Annuities offer a relatively simple solution to this problem. Whether as a term annuity or a life annuity, offering income for a fixed term or for life, these products can offer a degree of cash flow for clients that they might not be able to receive otherwise. Thomas adds, too, that an annuity can protect against market risk which many retirees may be unwilling to take on late in life, despite the growing consensus that some degree of growth exposure is now a necessity in portfolios post-retirement.

The key drawback that most will cite about annuities is their lack of liquidity. Thomas admits that advisors and clients will see the fact that they can’t access their capital until the end of their term as a reason not to purchase the annuity. Thomas argues that annuities can be presented as something like a defined benefit pension plan, an inherently illiquid asset that pays a guaranteed stream of income.
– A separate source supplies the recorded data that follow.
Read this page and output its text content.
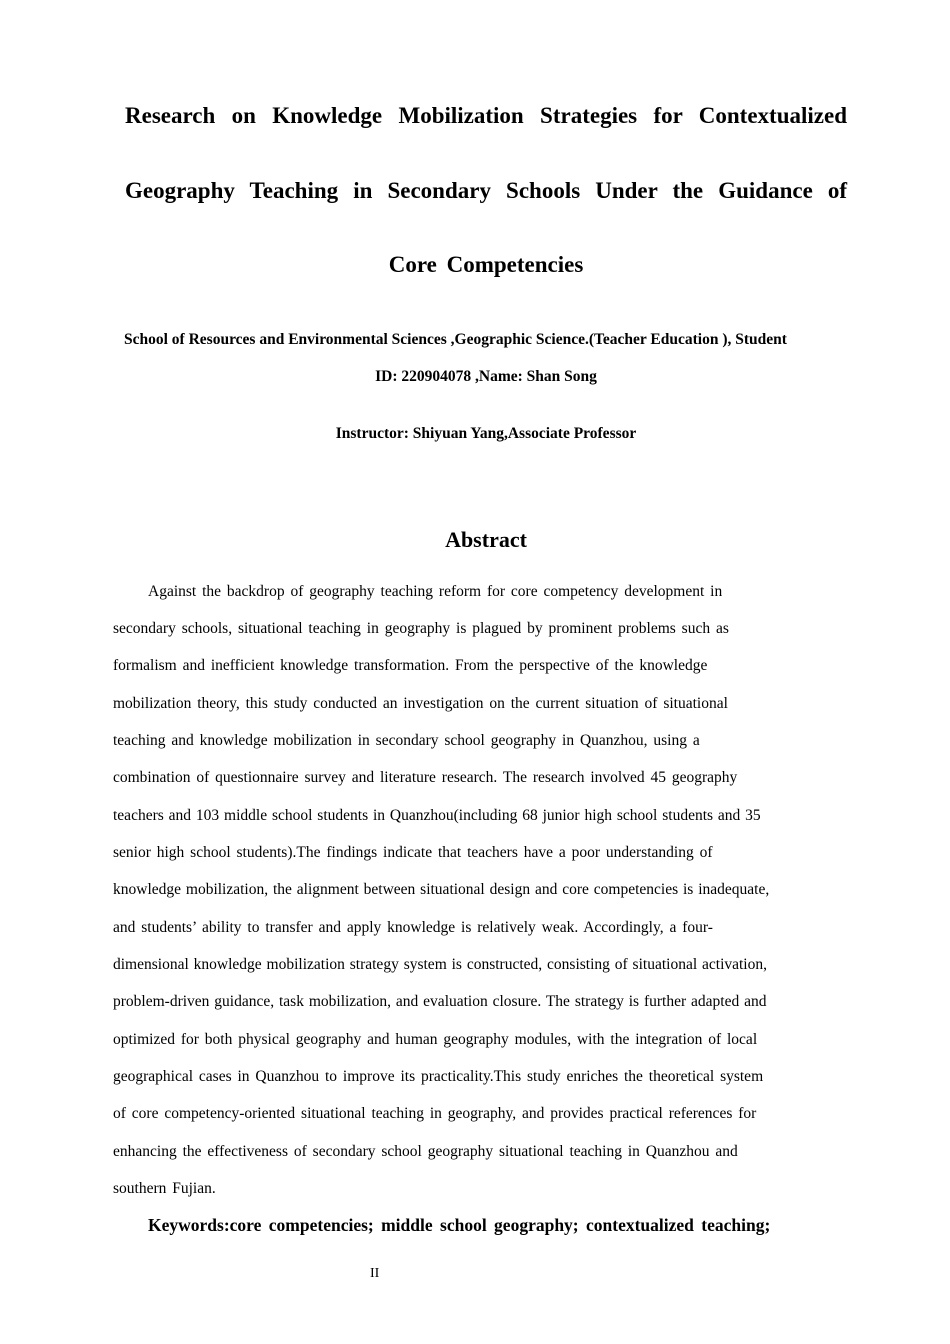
Research on Knowledge Mobilization Strategies for Contextualized
Geography Teaching in Secondary Schools Under the Guidance of
Core Competencies
School of Resources and Environmental Sciences ,Geographic Science.(Teacher Education ), Student
ID: 220904078 ,Name: Shan Song
Instructor: Shiyuan Yang,Associate Professor
Abstract
Against the backdrop of geography teaching reform for core competency development in
secondary schools, situational teaching in geography is plagued by prominent problems such as
formalism and inefficient knowledge transformation. From the perspective of the knowledge
mobilization theory, this study conducted an investigation on the current situation of situational
teaching and knowledge mobilization in secondary school geography in Quanzhou, using a
combination of questionnaire survey and literature research. The research involved 45 geography
teachers and 103 middle school students in Quanzhou(including 68 junior high school students and 35
senior high school students).The findings indicate that teachers have a poor understanding of
knowledge mobilization, the alignment between situational design and core competencies is inadequate,
and students’ ability to transfer and apply knowledge is relatively weak. Accordingly, a four-
dimensional knowledge mobilization strategy system is constructed, consisting of situational activation,
problem-driven guidance, task mobilization, and evaluation closure. The strategy is further adapted and
optimized for both physical geography and human geography modules, with the integration of local
geographical cases in Quanzhou to improve its practicality.This study enriches the theoretical system
of core competency-oriented situational teaching in geography, and provides practical references for
enhancing the effectiveness of secondary school geography situational teaching in Quanzhou and
southern Fujian.
Keywords:core competencies; middle school geography; contextualized teaching;
II
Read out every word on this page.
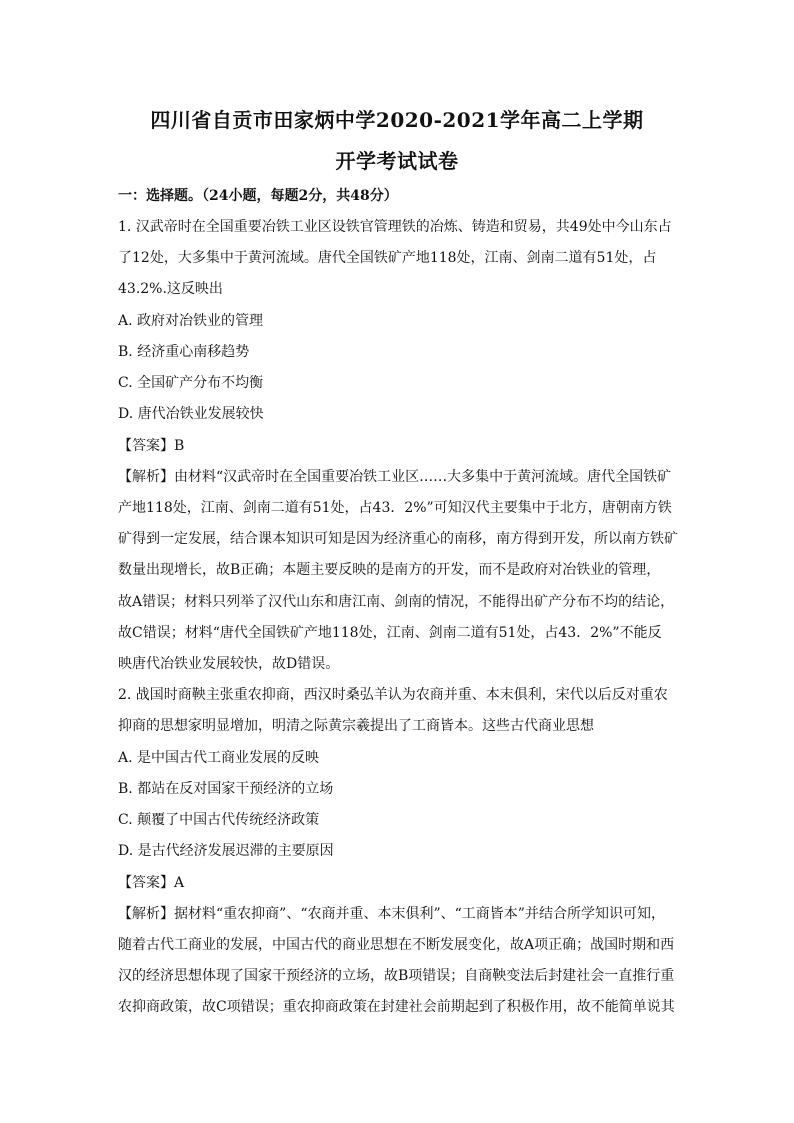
四川省自贡市田家炳中学2020-2021学年高二上学期
开学考试试卷
一：选择题。（24小题，每题2分，共48分）
1. 汉武帝时在全国重要冶铁工业区设铁官管理铁的冶炼、铸造和贸易，共49处中今山东占
了12处，大多集中于黄河流域。唐代全国铁矿产地118处，江南、剑南二道有51处，占
43.2%.这反映出
A. 政府对冶铁业的管理
B. 经济重心南移趋势
C. 全国矿产分布不均衡
D. 唐代冶铁业发展较快
【答案】B
【解析】由材料“汉武帝时在全国重要冶铁工业区……大多集中于黄河流域。唐代全国铁矿
产地118处，江南、剑南二道有51处，占43．2%”可知汉代主要集中于北方，唐朝南方铁
矿得到一定发展，结合课本知识可知是因为经济重心的南移，南方得到开发，所以南方铁矿
数量出现增长，故B正确；本题主要反映的是南方的开发，而不是政府对冶铁业的管理，
故A错误；材料只列举了汉代山东和唐江南、剑南的情况，不能得出矿产分布不均的结论，
故C错误；材料“唐代全国铁矿产地118处，江南、剑南二道有51处，占43．2%”不能反
映唐代冶铁业发展较快，故D错误。
2. 战国时商鞅主张重农抑商，西汉时桑弘羊认为农商并重、本末俱利，宋代以后反对重农
抑商的思想家明显增加，明清之际黄宗羲提出了工商皆本。这些古代商业思想
A. 是中国古代工商业发展的反映
B. 都站在反对国家干预经济的立场
C. 颠覆了中国古代传统经济政策
D. 是古代经济发展迟滞的主要原因
【答案】A
【解析】据材料“重农抑商”、“农商并重、本末俱利”、“工商皆本”并结合所学知识可知，
随着古代工商业的发展，中国古代的商业思想在不断发展变化，故A项正确；战国时期和西
汉的经济思想体现了国家干预经济的立场，故B项错误；自商鞅变法后封建社会一直推行重
农抑商政策，故C项错误；重农抑商政策在封建社会前期起到了积极作用，故不能简单说其
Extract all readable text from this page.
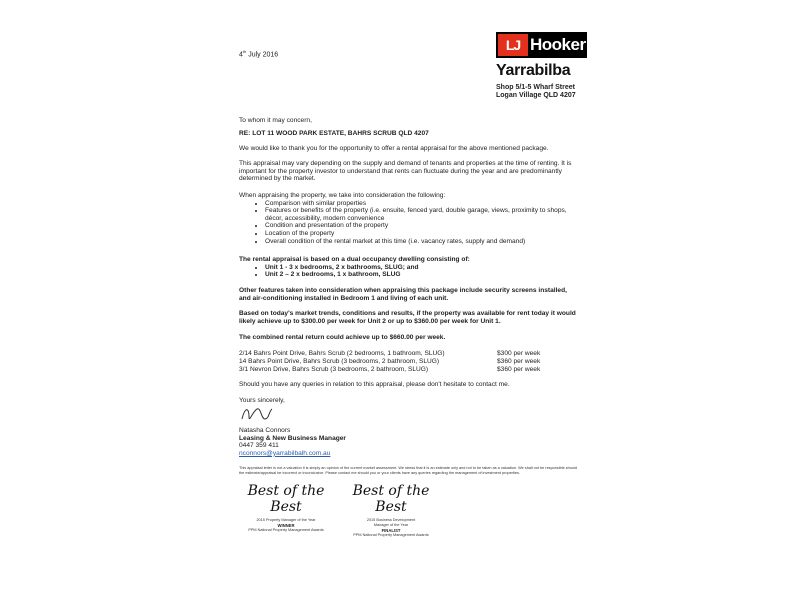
4th July 2016
LJ Hooker
Yarrabilba
Shop 5/1-5 Wharf Street
Logan Village QLD 4207
To whom it may concern,
RE: LOT 11 WOOD PARK ESTATE, BAHRS SCRUB QLD 4207
We would like to thank you for the opportunity to offer a rental appraisal for the above mentioned package.
This appraisal may vary depending on the supply and demand of tenants and properties at the time of renting. It is important for the property investor to understand that rents can fluctuate during the year and are predominantly determined by the market.
When appraising the property, we take into consideration the following:
• Comparison with similar properties
• Features or benefits of the property (i.e. ensuite, fenced yard, double garage, views, proximity to shops, décor, accessibility, modern convenience
• Condition and presentation of the property
• Location of the property
• Overall condition of the rental market at this time (i.e. vacancy rates, supply and demand)
The rental appraisal is based on a dual occupancy dwelling consisting of:
• Unit 1 - 3 x bedrooms, 2 x bathrooms, SLUG; and
• Unit 2 – 2 x bedrooms, 1 x bathroom, SLUG
Other features taken into consideration when appraising this package include security screens installed, and air-conditioning installed in Bedroom 1 and living of each unit.
Based on today's market trends, conditions and results, if the property was available for rent today it would likely achieve up to $300.00 per week for Unit 2 or up to $360.00 per week for Unit 1.
The combined rental return could achieve up to $660.00 per week.
2/14 Bahrs Point Drive, Bahrs Scrub (2 bedrooms, 1 bathroom, SLUG)	$300 per week
14 Bahrs Point Drive, Bahrs Scrub (3 bedrooms, 2 bathroom, SLUG)	$360 per week
3/1 Nevron Drive, Bahrs Scrub (3 bedrooms, 2 bathroom, SLUG)	$360 per week
Should you have any queries in relation to this appraisal, please don't hesitate to contact me.
Yours sincerely,
Natasha Connors
Leasing & New Business Manager
0447 359 411
nconnors@yarrabilbalh.com.au
This appraisal letter is not a valuation it is simply an opinion of the current market assessment. We stress that it is an estimate only and not to be taken as a valuation. We shall not be responsible should the estimate/appraisal be incorrect or inconclusive. Please contact me should you or your clients have any queries regarding the management of investment properties.
Best of the Best
2015 Property Manager of the Year
WINNER
PPM National Property Management Awards
Best of the Best
2015 Business Development
Manager of the Year
FINALIST
PPM National Property Management Awards
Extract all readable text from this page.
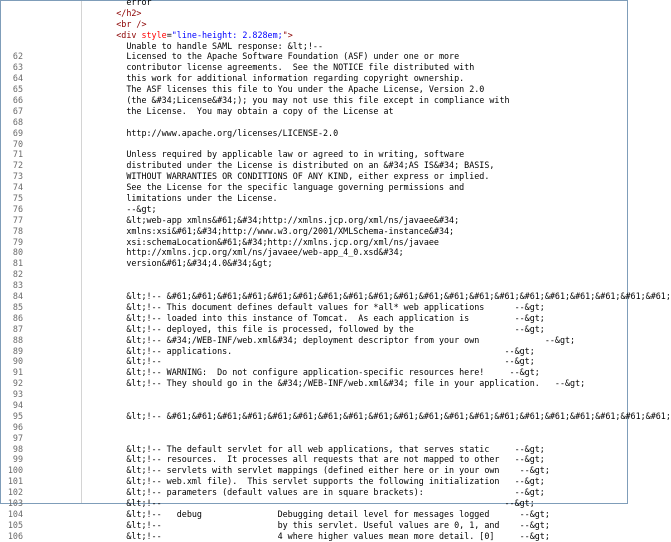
error
</h2>
<br />
<div style="line-height: 2.828em;">
Unable to handle SAML response: &lt;!--
62	Licensed to the Apache Software Foundation (ASF) under one or more
63	contributor license agreements.  See the NOTICE file distributed with
64	this work for additional information regarding copyright ownership.
65	The ASF licenses this file to You under the Apache License, Version 2.0
66	(the &#34;License&#34;); you may not use this file except in compliance with
67	the License.  You may obtain a copy of the License at
68
69	http://www.apache.org/licenses/LICENSE-2.0
70
71	Unless required by applicable law or agreed to in writing, software
72	distributed under the License is distributed on an &#34;AS IS&#34; BASIS,
73	WITHOUT WARRANTIES OR CONDITIONS OF ANY KIND, either express or implied.
74	See the License for the specific language governing permissions and
75	limitations under the License.
76	--&gt;
77	&lt;web-app xmlns&#61;&#34;http://xmlns.jcp.org/xml/ns/javaee&#34;
78	xmlns:xsi&#61;&#34;http://www.w3.org/2001/XMLSchema-instance&#34;
79	xsi:schemaLocation&#61;&#34;http://xmlns.jcp.org/xml/ns/javaee
80	http://xmlns.jcp.org/xml/ns/javaee/web-app_4_0.xsd&#34;
81	version&#61;&#34;4.0&#34;&gt;
82
83
84	&lt;!-- &#61;&#61;&#61;&#61;&#61;&#61;&#61;&#61;&#61;&#61;&#61;&#61;&#61;&#61;&#61;&#61;&#61;&#61;&#61;&#61;
85	&lt;!-- This document defines default values for *all* web applications      --&gt;
86	&lt;!-- loaded into this instance of Tomcat.  As each application is         --&gt;
87	&lt;!-- deployed, this file is processed, followed by the                    --&gt;
88	&lt;!-- &#34;/WEB-INF/web.xml&#34; deployment descriptor from your own             --&gt;
89	&lt;!-- applications.                                                      --&gt;
90	&lt;!--                                                                    --&gt;
91	&lt;!-- WARNING:  Do not configure application-specific resources here!     --&gt;
92	&lt;!-- They should go in the &#34;/WEB-INF/web.xml&#34; file in your application.   --&gt;
93
94
95	&lt;!-- &#61;&#61;&#61;&#61;&#61;&#61;&#61;&#61;&#61;&#61;&#61;&#61;&#61;&#61;&#61;&#61;&#61;&#61;&#61;&#61;
96
97
98	&lt;!-- The default servlet for all web applications, that serves static     --&gt;
99	&lt;!-- resources.  It processes all requests that are not mapped to other   --&gt;
100	&lt;!-- servlets with servlet mappings (defined either here or in your own    --&gt;
101	&lt;!-- web.xml file).  This servlet supports the following initialization   --&gt;
102	&lt;!-- parameters (default values are in square brackets):                  --&gt;
103	&lt;!--                                                                    --&gt;
104	&lt;!--   debug               Debugging detail level for messages logged      --&gt;
105	&lt;!--                       by this servlet. Useful values are 0, 1, and    --&gt;
106	&lt;!--                       4 where higher values mean more detail. [0]     --&gt;
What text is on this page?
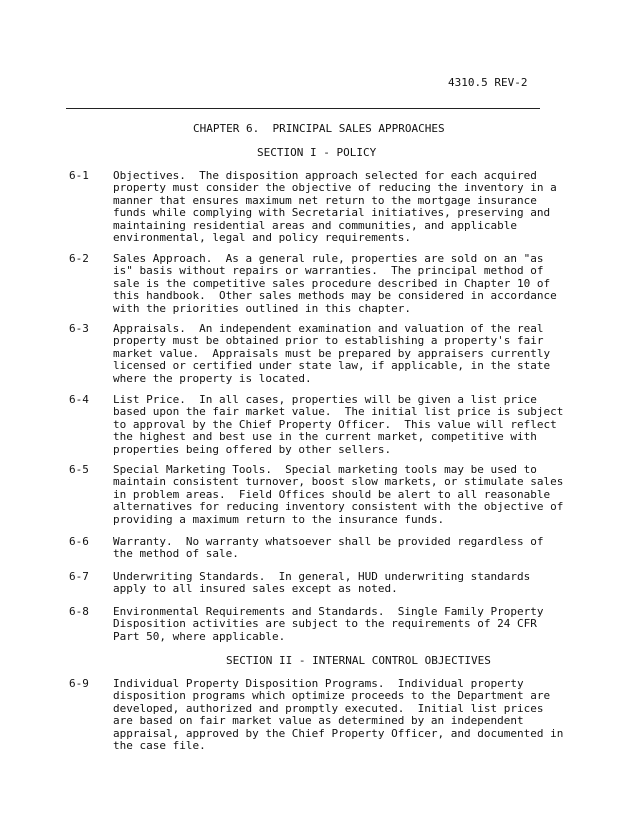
4310.5 REV-2
CHAPTER 6.  PRINCIPAL SALES APPROACHES
SECTION I - POLICY
6-1 Objectives.  The disposition approach selected for each acquired
property must consider the objective of reducing the inventory in a
manner that ensures maximum net return to the mortgage insurance
funds while complying with Secretarial initiatives, preserving and
maintaining residential areas and communities, and applicable
environmental, legal and policy requirements.
6-2 Sales Approach.  As a general rule, properties are sold on an "as
is" basis without repairs or warranties.  The principal method of
sale is the competitive sales procedure described in Chapter 10 of
this handbook.  Other sales methods may be considered in accordance
with the priorities outlined in this chapter.
6-3 Appraisals.  An independent examination and valuation of the real
property must be obtained prior to establishing a property's fair
market value.  Appraisals must be prepared by appraisers currently
licensed or certified under state law, if applicable, in the state
where the property is located.
6-4 List Price.  In all cases, properties will be given a list price
based upon the fair market value.  The initial list price is subject
to approval by the Chief Property Officer.  This value will reflect
the highest and best use in the current market, competitive with
properties being offered by other sellers.
6-5 Special Marketing Tools.  Special marketing tools may be used to
maintain consistent turnover, boost slow markets, or stimulate sales
in problem areas.  Field Offices should be alert to all reasonable
alternatives for reducing inventory consistent with the objective of
providing a maximum return to the insurance funds.
6-6 Warranty.  No warranty whatsoever shall be provided regardless of
the method of sale.
6-7 Underwriting Standards.  In general, HUD underwriting standards
apply to all insured sales except as noted.
6-8 Environmental Requirements and Standards.  Single Family Property
Disposition activities are subject to the requirements of 24 CFR
Part 50, where applicable.
SECTION II - INTERNAL CONTROL OBJECTIVES
6-9 Individual Property Disposition Programs.  Individual property
disposition programs which optimize proceeds to the Department are
developed, authorized and promptly executed.  Initial list prices
are based on fair market value as determined by an independent
appraisal, approved by the Chief Property Officer, and documented in
the case file.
Moreover, he sees annuities as one part of Canadians’ retirement savings, supplemented by their CPP and OAS benefits as well as more liquid savings which can be used to cover ad hoc expenses as they emerge.

As they look to manage the ongoing longevity crisis, Thomas and his team are working to educate advisors and clients on the utility of annuities. Much of that work, he says, involves resetting peoples’ understanding of an annuity, positioning the trade-off between liquidity and income as akin to the employer sponsored pension benefits that so many Canadians no longer have access to.

As advisors look for ways to manage their clients longevity risk, in the context of intergenerational wealth transfers and estate planning, Thomas argues that annuities come with one final benefit: they can transfer wealth.

“Any sort of insurance product is a very efficient way to transfer wealth. As advisors are having conversations about estate plannings, they may want to consider annuities, Because if something happens, those funds will be transferred to a client’s beneficiary,” Thomas says. “We’re trying to educate advisors on the estate planning side along with the longevity risk side. We know the average age of our wealth management customers and we want them to think about how they manage their longevity risk and how they manage their estate.”